Personal information
- Born: October 16, 1895 Brookside, Wisconsin, U.S.
- Died: July 22, 1974 (aged 78) Green Bay, Wisconsin, U.S.
- Listed height: 5 ft 9 in (1.75 m)
- Listed weight: 180 lb (82 kg)

Career information
- High school: Green Bay (WI) East
- College: none

Career history
- Green Bay Packers (1919–1921);

Career statistics
- Games played: 1
- Stats at Pro Football Reference

= Wally Ladrow =

American football player (1895–1974)

Walter Paul Ladrow (October 16, 1895 – July 22, 1974) was an American professional football fullback. After attending Green Bay East High School, he played for local semi-professional teams and later joined the newly-formed Green Bay Packers in 1919. He played for the Packers from 1919 to 1921 and appeared in one game for the team while they were in the American Professional Football Association (APFA, now the National Football League). He was the final surviving member of the original Green Bay Packers, dying one month after his teammate Gus Rosenow in 1974.
==Early life==
Ladrow was born on October 16, 1895, in Brookside, Oconto County, Wisconsin. His father was an immigrant from Belgium, while his mother came to the U.S. from Canada. He attended Green Bay East High School, where he played for the football team.

==Professional career==
After high school, Ladrow played for local teams in Green Bay, Wisconsin, including being captain for a local team called the Hillsides. He was their fullback, with the Hillsides representing the Astor Park section of Green Bay. He was temporarily sidelined in the 1915 season due to a broken collarbone. He recalled that in one year with the Hillsides, "we beat Jim Coffeen's city team for the city championship." He also played for the Green Bay semi-professional football team in 1918, which had gone undefeated by the start of November. He was a starting end and appeared in two games.

In 1919, Ladrow joined the newly-formed Green Bay Packers. He later said that he had been invited to play for the team by founder Curly Lambeau, who had remembered him from the Hillsides team.

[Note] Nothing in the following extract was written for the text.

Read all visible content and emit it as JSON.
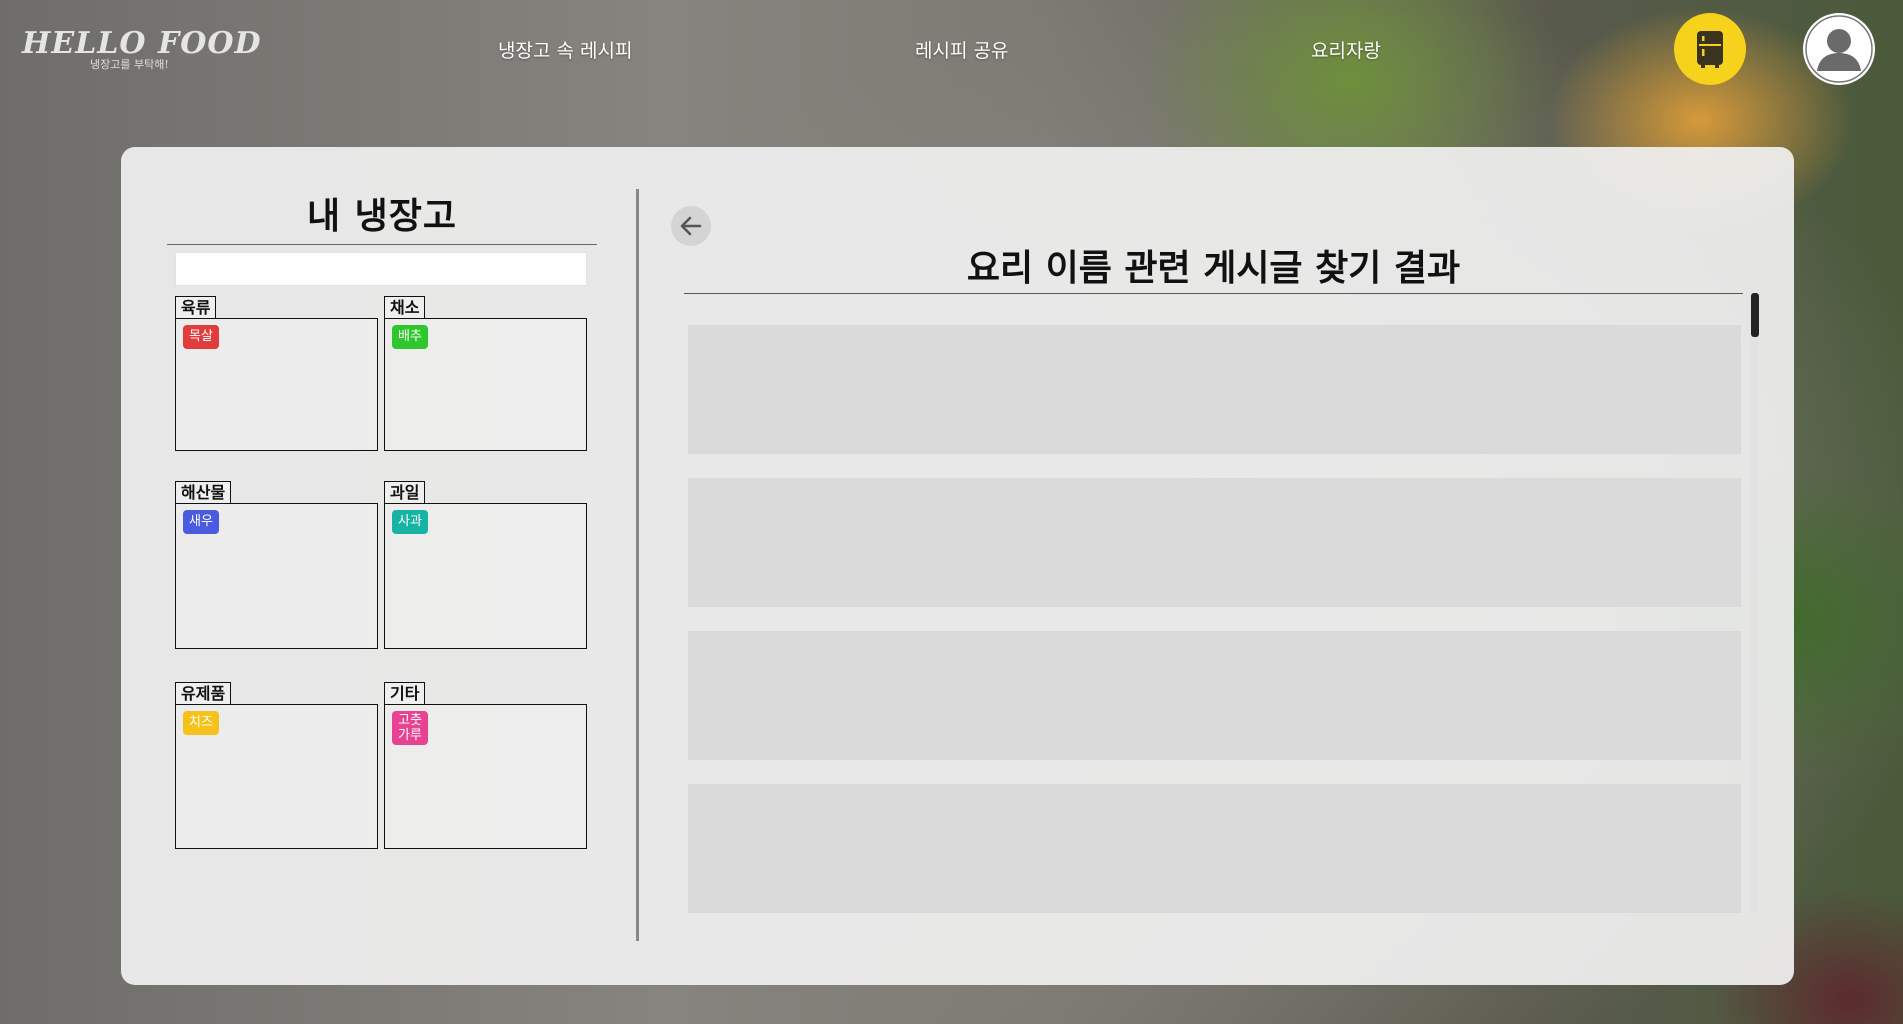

He played fullback with the inaugural Packers team and helped them win their first 10 games, with the Packers losing for the first time in the season-finale to the Beloit Fairies, by a score of 6–0. He was one of several original Packers who worked for the Indian Packing Company, a local meat packing company that sponsored the team. He continued playing for the team in 1920, contributing to their 10–1–1 record. He played his final season for the Packers in 1921, as they joined the American Professional Football Association (APFA, now the National Football League). He only appeared in one APFA game. He later recalled that "The last game I played in was against the Cardinals in Chicago. Paddy Driscoll and Curly both dropkicked field goals that day and we tied, 3–3."

During his football career, Ladrow stood at 5 ft 9 in and weighed 180 lb. In addition to football, he played baseball for local teams. He also competed as a bowler and co-founded the Green Bay Bowling Association, later serving on its board of directors and being the honorary president of the 1971 Wisconsin state tournament.

==Later life and death==
After his football career, Ladrow worked 38 years at a post office before retiring in 1961, having risen to be superintendent of his station. He was a member of several lodges, being an Odd Fellow, a secretary of the Washington Lodge, and a member of the Tripoli Shrine Temple, Palestine Commandery, Nazarene White Shrine, and Northeast Wisconsin Scottish Rite. He was a member of the St. Paul United Methodist Church and the Packers Alumni Association. He was married to Alma Ladrow and had two sons with her. After the death of Gus Rosenow in June 1974, Ladrow became the final surviving member of the original Packers. Ladrow died one month later, on July 22, 1974, at the age of 78.